BY JOE MARVILLI
While many may not seem to be affected by this week’s federal government shutdown, the longer it continues, the worse things may get for Queens, the City and the nation.
The Queens Economic Development Corporation said that it is still operating at full strength, but the longer the shutdown goes on, the greater the chance of damage occurring to the organization and the Borough.
“So far, everything is okay. QEDC continues to offer all the services that we offered before the shutdown,” Rob MacKay, director of public relations at QEDC, said. “However, our ability to apply for federal grants and our access to certain federal workers are on hold. So time is not on our side, and I hope the politicians can resolve their issues as soon as possible.”
The Republican-led House of Representatives and the Democratic-controlled Senate could not come to an agreement for a budget or short-term spending measure to fund federal agencies by the Sept. 30 deadline, leading to an Oct. 1 shutdown. Ideological differences between the parties got in the way of negotiations, bringing the process to a grinding halt.
On Monday, the last day the two government bodies had a chance to work out an agreement, the House repeatedly sent a spending resolution to the Senate that would either defund or delay the Patient Protection and Affordable Care Act, popularly referred to as Obamacare. The Senate rejected that section of the resolution, sending the rest of the text back to the House. This back-and-forth has continued with no end in sight, as of press time.

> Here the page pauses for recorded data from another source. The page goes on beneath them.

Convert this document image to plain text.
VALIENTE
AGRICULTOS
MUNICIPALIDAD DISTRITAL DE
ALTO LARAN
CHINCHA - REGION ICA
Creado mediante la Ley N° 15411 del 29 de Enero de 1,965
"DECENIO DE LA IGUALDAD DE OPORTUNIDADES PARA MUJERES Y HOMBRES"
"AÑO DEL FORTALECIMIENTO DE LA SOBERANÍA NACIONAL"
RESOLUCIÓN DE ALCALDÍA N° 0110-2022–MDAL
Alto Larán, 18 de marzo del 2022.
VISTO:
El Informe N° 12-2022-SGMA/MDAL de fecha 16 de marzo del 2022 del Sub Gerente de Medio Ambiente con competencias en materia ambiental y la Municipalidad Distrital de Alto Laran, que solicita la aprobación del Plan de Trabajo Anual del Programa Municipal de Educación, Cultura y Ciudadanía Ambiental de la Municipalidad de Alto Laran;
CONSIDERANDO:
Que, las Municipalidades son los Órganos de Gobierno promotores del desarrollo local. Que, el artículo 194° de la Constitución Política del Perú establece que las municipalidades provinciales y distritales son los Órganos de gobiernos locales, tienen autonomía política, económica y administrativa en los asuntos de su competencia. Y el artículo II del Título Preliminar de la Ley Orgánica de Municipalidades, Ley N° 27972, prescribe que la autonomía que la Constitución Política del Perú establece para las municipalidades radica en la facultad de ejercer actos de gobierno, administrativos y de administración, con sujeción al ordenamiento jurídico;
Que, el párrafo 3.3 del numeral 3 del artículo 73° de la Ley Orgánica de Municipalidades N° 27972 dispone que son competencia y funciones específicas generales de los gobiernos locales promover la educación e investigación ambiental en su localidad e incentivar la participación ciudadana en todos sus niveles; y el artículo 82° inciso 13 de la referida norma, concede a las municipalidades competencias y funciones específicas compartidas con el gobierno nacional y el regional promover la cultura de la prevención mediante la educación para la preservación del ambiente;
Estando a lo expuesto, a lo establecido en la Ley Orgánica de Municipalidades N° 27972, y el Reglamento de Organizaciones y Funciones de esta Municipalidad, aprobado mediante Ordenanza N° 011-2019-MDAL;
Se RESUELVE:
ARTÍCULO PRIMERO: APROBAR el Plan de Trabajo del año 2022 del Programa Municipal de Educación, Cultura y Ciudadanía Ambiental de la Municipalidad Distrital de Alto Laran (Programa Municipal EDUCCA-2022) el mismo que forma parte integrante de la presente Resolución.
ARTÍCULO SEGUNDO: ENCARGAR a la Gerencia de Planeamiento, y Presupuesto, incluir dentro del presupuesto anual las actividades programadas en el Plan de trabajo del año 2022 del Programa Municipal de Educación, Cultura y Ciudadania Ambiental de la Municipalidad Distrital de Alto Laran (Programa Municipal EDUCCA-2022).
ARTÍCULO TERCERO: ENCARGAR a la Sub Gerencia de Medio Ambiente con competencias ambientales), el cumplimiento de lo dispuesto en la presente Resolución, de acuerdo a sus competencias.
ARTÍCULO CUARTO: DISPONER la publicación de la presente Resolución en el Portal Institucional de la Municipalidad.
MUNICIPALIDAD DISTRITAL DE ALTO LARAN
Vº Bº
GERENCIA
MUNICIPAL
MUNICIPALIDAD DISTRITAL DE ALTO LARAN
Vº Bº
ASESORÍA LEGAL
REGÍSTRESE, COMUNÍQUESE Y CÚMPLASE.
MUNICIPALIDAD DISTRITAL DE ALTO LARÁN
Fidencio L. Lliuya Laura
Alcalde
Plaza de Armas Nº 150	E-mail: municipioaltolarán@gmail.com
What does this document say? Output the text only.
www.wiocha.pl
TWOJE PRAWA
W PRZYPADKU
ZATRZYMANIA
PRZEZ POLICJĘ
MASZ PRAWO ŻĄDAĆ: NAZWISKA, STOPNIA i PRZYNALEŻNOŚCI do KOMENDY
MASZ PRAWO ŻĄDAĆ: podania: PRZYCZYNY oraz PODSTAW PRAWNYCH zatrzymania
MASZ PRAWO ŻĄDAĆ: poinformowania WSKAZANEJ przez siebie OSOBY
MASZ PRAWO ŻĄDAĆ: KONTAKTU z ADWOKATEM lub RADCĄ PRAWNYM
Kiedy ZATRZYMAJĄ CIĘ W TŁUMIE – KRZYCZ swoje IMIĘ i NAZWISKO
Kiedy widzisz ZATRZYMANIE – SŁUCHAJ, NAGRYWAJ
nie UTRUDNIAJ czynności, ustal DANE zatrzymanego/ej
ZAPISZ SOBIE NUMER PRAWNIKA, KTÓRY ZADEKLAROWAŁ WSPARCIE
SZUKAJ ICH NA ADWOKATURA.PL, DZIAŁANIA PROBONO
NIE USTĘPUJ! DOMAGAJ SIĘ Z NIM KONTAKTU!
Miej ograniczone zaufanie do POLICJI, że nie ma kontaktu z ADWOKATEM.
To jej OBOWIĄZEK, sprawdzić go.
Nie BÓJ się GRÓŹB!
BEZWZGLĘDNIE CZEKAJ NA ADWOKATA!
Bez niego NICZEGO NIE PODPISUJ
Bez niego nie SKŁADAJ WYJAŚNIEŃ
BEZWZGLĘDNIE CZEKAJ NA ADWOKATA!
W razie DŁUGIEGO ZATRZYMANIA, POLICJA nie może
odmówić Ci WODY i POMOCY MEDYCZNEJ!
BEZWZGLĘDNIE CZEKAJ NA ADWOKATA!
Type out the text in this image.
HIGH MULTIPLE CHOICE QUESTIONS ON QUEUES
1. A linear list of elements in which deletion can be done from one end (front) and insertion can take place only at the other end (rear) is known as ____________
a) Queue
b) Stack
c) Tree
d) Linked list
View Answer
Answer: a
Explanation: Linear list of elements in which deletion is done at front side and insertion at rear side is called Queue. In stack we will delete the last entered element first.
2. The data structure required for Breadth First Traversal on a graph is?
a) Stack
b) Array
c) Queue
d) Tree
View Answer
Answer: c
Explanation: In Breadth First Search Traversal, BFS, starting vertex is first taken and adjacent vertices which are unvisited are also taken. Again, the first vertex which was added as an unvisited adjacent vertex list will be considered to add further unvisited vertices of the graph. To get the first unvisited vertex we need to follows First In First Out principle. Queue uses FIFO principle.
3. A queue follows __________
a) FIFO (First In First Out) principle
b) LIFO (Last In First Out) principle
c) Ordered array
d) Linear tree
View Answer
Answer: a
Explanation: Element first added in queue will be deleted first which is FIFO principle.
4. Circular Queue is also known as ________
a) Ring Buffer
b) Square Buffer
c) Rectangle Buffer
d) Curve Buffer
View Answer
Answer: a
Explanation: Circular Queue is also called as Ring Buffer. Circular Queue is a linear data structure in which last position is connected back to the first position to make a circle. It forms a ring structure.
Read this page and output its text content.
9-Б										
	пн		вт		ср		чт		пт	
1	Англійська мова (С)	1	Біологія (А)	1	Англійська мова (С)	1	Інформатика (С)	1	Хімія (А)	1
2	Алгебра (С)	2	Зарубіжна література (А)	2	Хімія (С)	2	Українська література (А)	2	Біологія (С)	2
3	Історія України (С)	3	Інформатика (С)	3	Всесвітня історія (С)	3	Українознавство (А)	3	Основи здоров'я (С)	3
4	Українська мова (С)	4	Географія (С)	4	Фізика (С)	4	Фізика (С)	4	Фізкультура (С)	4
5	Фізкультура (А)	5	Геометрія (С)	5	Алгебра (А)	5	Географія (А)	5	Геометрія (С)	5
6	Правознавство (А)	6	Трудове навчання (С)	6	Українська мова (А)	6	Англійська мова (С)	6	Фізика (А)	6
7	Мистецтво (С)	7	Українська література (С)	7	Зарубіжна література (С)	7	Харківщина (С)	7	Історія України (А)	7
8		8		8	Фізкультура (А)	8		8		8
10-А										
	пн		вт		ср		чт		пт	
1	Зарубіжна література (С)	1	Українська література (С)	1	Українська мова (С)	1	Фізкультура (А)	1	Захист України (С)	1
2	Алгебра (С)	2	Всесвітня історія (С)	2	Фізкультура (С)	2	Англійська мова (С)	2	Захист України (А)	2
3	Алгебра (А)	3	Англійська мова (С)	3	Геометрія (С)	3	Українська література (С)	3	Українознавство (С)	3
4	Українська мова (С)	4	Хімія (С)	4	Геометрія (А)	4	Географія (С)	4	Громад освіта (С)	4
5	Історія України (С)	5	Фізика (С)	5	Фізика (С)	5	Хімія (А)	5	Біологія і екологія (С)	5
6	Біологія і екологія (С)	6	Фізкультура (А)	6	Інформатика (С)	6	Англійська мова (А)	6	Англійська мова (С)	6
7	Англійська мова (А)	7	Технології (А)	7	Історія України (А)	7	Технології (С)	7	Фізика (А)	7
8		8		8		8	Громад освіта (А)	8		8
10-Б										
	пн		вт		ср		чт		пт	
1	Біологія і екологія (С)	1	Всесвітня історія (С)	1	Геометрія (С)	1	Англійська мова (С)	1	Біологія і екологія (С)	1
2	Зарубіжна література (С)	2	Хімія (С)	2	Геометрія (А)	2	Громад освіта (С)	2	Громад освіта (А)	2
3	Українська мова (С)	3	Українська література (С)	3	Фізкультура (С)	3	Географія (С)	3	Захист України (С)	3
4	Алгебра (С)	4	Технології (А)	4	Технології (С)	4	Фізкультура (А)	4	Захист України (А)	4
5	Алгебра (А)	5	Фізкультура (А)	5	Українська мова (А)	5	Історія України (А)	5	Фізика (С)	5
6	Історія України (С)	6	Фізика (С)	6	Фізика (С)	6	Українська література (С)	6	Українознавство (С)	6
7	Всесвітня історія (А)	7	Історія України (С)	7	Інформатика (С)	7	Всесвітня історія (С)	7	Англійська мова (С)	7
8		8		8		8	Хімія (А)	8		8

The shutdown, the first one since December 1995, has resulted in the loss of several services throughout the nation. About 800,000 workers are furloughed indefinitely without pay, while 1.3 million employees considered to be essential will continue to work, although their paychecks may be delayed.
National parks and museums are closed, including the Jamaica Bay Wildlife Refuge. The closure has cancelled many events planned at the refuge, such as a walk to see migrating hawks that was scheduled by Don Riepe of the American Littoral Society.
“The people I most feel sorry for are the visitors from other countries who come to see our National Parks. They spent a lot of money for nothing,” Riepe said. “There needs to be a law stating that the government can’t shut down for political reasons. A handful of extremist politicians [are] holding us hostage.”
Additionally, the Department of Homeland Security’s E-Verify program, which lets businesses check on the legal immigration status of possible employees, has been shut down. The Dept. of Housing and Urban Development can no longer send out payments to the nation’s 3,300 public housing authorities, though most of them have enough funding to last a month or two. The Centers for Disease Control and Prevention has stopped its seasonal flu program.
While Social Security payments are still being sent out, other functions of the Social Security Administration, such as replacing benefit cards or scheduling hearings for disability cases, are delayed for the length of the shutdown.
Throughout Queens, members of the public voiced displeasure with the shutdown, but others believed it would not last long enough to cause any significant problems.
“Congress sucks,” one Forest Hills resident said.
“It will only be two or three days,” countered another man from the neighborhood.
Steve from Woodhaven mentioned that the nation has gotten through many shutdowns before and that it is “not the end of the world.”
“We’re going to survive it. It’s happened many times before. I remember it happened one time in the 70s and I didn’t even realize it happened. It lasted about eight days and nobody noticed it,” he said. “Maybe we should do it every year. Cut their salaries a couple of months out of the year and then continue. They don’t seem to do that much. Do they know what they’re doing?”